A video posted on YouTube shows two officers wearing Border Agency jackets being bombarded with chants of “UKBA go away”, before taking refuge through the back exit of the shopping centre.
“This is our area, we have a right to live here,” says Meena Patel, 51, into a megaphone during the clip. She is the operations manager of the Southall Black Sisters, a local women’s group who started the protest.
Speaking today, Ms Patel said that the action was framed by recent policies towards migrant communities such as the demands that benefit claimants speak English and the ‘Go Home or Face Arrest’ vans that have been driving around multi-cultural communities.
“The community were quite surprised at first, because we were women. The public were watching and some of the young men joined us,” she told The Independent. “We told them to be aware of what the police were doing; that they’re targeting our communities. We definitely had the community’s support on this.”
The SBS was established in 1979 by an Asian group of women, following the death of activist Blair Peach in the local area. Working from a semi-detached house on a leafy suburban street in Southall, they run a range of campaigns addressing forced marriage, domestic violence and legal aid funding for migrants. While they focus on the needs of minority women, they say their doors are open to any woman in need of emergency help.

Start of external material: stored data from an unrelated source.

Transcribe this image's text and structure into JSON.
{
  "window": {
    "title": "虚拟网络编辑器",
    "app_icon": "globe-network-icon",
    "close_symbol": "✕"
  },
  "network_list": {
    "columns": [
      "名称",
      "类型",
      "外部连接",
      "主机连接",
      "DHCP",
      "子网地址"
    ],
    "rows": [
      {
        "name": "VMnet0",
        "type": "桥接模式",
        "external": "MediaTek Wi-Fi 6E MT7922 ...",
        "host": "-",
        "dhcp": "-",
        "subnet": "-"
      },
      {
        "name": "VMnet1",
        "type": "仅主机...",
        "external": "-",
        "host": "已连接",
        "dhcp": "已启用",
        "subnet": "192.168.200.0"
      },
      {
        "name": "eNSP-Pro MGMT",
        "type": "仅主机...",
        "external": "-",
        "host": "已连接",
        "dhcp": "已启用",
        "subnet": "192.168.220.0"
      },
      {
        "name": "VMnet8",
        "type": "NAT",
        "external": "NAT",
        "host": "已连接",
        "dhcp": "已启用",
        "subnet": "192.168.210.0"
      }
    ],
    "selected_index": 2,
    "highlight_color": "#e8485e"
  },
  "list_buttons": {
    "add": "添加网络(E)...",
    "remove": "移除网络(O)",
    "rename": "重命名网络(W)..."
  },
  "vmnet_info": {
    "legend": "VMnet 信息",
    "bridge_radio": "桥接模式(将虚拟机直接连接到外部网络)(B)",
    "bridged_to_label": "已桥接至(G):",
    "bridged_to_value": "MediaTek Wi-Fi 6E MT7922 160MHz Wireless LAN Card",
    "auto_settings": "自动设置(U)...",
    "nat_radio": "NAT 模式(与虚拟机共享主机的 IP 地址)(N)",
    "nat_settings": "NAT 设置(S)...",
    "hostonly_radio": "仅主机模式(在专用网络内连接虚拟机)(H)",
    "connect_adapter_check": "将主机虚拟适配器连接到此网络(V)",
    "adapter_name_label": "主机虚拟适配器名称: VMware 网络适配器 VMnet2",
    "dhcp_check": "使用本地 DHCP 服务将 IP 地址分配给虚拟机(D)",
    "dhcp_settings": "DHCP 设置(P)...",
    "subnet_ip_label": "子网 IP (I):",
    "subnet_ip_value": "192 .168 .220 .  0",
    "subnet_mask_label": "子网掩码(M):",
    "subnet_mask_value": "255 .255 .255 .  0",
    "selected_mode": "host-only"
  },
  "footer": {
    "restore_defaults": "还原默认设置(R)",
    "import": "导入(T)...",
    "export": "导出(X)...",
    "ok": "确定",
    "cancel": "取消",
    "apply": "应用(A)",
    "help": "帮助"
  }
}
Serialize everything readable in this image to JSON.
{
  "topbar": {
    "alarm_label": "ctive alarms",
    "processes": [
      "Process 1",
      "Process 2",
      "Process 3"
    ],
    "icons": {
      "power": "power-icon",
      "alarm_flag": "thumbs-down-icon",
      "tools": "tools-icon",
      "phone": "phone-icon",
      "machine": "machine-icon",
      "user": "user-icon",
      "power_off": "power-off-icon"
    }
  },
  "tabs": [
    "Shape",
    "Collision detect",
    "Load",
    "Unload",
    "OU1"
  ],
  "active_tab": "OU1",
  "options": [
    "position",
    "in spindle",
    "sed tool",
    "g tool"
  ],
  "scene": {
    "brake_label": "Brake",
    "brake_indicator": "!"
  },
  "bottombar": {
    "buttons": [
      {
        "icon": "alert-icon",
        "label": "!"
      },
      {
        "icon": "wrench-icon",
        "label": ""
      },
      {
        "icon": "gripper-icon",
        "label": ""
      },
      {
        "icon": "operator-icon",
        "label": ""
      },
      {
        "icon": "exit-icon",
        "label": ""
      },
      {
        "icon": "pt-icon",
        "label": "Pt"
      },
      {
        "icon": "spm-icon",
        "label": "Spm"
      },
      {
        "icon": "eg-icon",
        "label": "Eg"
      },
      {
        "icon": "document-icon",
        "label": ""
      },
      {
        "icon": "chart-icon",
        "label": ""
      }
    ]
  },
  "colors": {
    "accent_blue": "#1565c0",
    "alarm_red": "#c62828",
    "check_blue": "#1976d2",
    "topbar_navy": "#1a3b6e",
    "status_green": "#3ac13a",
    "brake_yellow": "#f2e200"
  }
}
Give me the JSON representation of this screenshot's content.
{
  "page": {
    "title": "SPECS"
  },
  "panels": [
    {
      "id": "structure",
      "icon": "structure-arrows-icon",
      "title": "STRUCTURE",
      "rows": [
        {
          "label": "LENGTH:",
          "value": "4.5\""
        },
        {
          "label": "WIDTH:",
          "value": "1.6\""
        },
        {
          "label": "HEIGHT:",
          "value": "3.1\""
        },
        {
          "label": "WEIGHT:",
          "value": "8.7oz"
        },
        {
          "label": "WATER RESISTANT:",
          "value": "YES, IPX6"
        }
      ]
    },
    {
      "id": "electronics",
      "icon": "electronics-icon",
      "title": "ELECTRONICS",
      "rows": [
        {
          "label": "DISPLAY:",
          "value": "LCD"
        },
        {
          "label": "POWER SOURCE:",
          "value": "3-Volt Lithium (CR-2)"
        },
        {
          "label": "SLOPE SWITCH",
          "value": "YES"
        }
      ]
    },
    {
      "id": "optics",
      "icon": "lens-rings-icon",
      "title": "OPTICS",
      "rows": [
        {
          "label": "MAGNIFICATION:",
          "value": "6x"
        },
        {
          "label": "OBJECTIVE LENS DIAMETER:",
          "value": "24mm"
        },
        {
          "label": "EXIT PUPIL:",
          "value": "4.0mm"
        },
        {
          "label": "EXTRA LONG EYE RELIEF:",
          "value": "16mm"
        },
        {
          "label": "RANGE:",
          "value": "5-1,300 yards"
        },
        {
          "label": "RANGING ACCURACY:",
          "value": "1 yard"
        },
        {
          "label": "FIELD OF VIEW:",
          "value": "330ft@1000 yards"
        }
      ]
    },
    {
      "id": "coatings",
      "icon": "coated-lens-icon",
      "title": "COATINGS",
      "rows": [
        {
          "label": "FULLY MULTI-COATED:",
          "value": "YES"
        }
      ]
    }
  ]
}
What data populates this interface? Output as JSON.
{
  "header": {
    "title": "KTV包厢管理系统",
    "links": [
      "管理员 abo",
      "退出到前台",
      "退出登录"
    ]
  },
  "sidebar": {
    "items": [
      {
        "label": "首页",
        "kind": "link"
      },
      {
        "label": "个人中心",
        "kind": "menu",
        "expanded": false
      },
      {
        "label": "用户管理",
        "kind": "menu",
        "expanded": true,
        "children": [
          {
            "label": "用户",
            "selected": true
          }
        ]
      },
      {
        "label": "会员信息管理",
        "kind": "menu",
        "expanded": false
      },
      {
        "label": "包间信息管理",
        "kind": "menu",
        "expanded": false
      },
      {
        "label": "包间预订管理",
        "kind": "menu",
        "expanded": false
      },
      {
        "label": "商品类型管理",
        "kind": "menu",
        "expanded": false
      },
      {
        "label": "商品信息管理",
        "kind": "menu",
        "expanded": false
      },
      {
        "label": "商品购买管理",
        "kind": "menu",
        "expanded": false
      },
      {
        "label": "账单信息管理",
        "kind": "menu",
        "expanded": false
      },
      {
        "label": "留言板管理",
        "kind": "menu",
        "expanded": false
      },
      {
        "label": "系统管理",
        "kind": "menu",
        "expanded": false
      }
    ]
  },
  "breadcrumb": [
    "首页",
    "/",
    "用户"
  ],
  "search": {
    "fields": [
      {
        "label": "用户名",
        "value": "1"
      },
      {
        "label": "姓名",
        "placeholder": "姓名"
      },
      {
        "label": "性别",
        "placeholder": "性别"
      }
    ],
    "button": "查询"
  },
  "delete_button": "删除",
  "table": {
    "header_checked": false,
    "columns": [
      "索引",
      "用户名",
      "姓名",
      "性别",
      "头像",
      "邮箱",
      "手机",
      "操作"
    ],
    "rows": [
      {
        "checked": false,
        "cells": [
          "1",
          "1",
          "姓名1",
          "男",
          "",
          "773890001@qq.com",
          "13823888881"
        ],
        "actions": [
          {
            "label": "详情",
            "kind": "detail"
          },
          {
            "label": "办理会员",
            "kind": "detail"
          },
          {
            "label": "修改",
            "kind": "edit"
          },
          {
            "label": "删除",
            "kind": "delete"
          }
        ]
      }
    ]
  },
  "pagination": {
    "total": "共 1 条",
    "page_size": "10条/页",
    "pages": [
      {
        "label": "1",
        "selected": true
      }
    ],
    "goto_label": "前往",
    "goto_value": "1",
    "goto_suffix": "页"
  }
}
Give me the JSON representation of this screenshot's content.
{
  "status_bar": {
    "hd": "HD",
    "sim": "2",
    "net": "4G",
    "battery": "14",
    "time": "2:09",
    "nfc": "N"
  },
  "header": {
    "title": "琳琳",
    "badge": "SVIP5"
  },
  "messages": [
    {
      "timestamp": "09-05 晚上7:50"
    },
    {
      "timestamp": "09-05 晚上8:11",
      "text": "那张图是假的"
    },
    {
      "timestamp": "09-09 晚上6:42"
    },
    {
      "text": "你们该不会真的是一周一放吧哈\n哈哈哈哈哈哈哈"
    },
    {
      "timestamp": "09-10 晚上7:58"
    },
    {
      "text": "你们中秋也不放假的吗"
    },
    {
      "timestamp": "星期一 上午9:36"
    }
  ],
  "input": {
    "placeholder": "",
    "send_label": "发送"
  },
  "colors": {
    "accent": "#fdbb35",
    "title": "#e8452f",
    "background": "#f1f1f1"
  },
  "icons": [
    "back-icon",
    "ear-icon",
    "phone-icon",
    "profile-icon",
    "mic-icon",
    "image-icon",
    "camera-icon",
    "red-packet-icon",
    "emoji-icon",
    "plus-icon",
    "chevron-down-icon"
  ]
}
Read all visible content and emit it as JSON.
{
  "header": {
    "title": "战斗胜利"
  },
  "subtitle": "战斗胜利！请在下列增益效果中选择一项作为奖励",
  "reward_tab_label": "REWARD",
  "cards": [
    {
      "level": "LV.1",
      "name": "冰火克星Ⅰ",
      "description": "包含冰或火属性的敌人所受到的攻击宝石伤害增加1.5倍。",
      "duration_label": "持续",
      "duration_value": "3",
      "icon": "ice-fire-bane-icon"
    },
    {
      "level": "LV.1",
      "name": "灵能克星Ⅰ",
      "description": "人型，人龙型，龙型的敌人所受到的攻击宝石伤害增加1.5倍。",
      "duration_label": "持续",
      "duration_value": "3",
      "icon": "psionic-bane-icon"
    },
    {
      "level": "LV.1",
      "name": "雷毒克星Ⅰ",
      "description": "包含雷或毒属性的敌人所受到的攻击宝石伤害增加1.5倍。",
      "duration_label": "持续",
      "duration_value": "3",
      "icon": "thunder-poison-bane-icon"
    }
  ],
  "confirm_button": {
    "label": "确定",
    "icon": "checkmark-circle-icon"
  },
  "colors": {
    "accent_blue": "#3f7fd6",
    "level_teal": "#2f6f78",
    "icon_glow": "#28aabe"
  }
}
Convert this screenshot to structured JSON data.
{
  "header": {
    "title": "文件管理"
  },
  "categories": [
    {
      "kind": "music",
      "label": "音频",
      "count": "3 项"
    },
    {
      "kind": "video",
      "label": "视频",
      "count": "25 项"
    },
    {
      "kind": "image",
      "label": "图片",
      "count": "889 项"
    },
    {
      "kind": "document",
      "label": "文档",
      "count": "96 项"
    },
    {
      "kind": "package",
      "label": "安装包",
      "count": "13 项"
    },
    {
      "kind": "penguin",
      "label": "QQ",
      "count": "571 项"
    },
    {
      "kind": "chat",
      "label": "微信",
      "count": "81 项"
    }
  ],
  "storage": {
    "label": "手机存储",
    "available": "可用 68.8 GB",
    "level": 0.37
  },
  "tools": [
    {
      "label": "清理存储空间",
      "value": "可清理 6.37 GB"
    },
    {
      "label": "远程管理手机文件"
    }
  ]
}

Over time, they have increasingly shifted from supporting women in their fight against racism to helping Asian women who are the victims of domestic violence and campaigning against religious fundamentalism. They played a key role in the 1989 case of Kiranjit Ahluwalia, who was accused of burning her abusive husband to death. With the help of the SBS, her conviction was overturned on grounds of insufficient counsel.
Ms Patel said she had been aware of UKBA officers stopping people and asking for identity at train and tube stations for the past week.
“They’re doing it on the pretext of checking Oyster cards. As far as we’re concerned, it’s racial profiling and it’s illegal and they shouldn’t be doing it. It’s happening in Stratford, Kensal Green and Brent.
“They’re basically kettling up black and ethnic minorities and asking ‘where’s your ID’. It’s very much a Nazi Germany way of working – and we’re raising our voices against that
“There is a lot tension: you can see it with the stop and searches, with people’s homes being raided and people getting picked up. Now we’ve raised this, it’s only going to get bigger – we’re not stopping here.”